If you find yourself with an abundance of onions, caramelize them! When onions are cooked this way — slowly, over low heat to coax out their natural sugars — they turn silky in texture with an incredible depth of flavor. Make a big batch, as they hold in the refrigerator for some time, and add wonderful savoriness to dishes like eggs, roasted potatoes and soups.
The trick is to keep the onions cooking over low-to-medium heat so they develop rich color and flavor without burning or charring. Properly finished caramelized onions should be sweeter, softer and lighter than sautéed onion you might find on a cheesesteak. For best results, err on the side of lower heat, and try not to rush the process!
To properly caramelize onions, you will need:
- A surplus of onions, such as Spanish yellow, Vidalia, or white
- A heavy-bottomed pot or pan (cast iron works great)

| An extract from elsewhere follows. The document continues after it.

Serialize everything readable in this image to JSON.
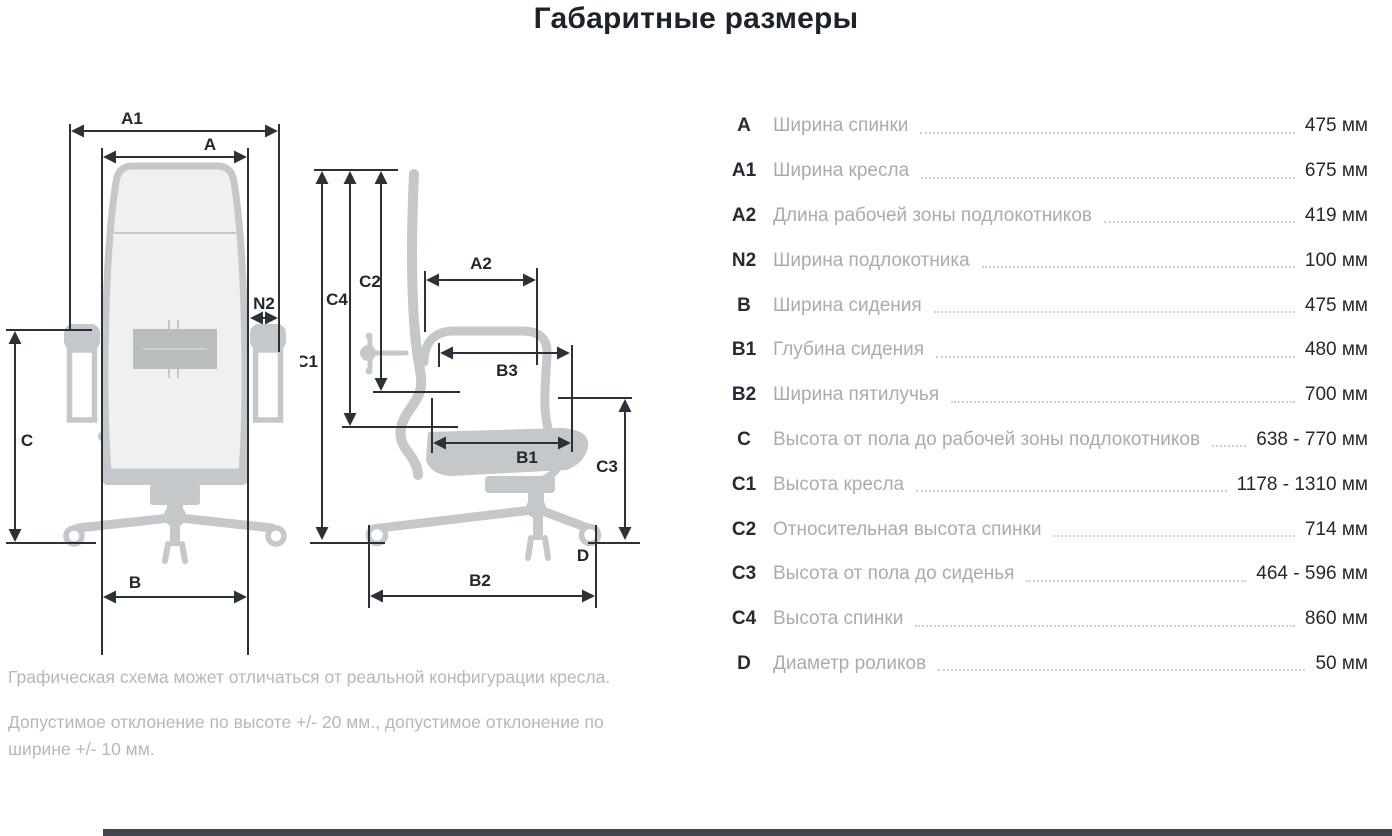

- A small amount of oil and salt.
How to prepare the onions:
First remove the top and bottom of the onions. Half the onion cutting from the top to bottom. Remove the skin and outermost layer of the onion. You can save your scraps for a vegetable stock later, or discard them. Thinly slice the onions in whichever manner you prefer. The onions will cook down in size substantially, so prepare a good amount.
|Prep Time||Cook Time||Total Time|
|10 min||40 min||50 min|
- Onions, any quantity
- Choose a pan large enough that you can lay your onions in a single layer, or as shallow as possible. Heat pan slightly over medium heat prior to adding the onions. Oil the bottom of the pan and add the onions all at once.
- Season with salt. (Not only will this bring out the flavor of the onion, but it will pull out the natural water within the onion and help in the cooking process.)
- Stir onions occasionally and allow them to brown, moving them often to achieve even color. If you do not see color forming as your onions cook, turn the heat up slightly. If your onions are browning too quickly, reduce the heat.
- Continue to stir your onions every few minutes until browning has started and is uniform. Cover the pot or pan with a lid and continue to cook the onions over medium heat.
- Check onions every 5-10 minutes, stirring along the way. If the onions are starting to stick to the bottom of the pan, add a tablespoon of water and stir until they release. When the onions have cooked down and are starting to look jammy, remove the lid and turn the heat to high, stirring constantly for the last minute. The color should continue to deepen.
- Once the color has deepened, and the onions look like they have almost melted together, they are done. Caramelized onions should hold in a refrigerator for up to 7 days.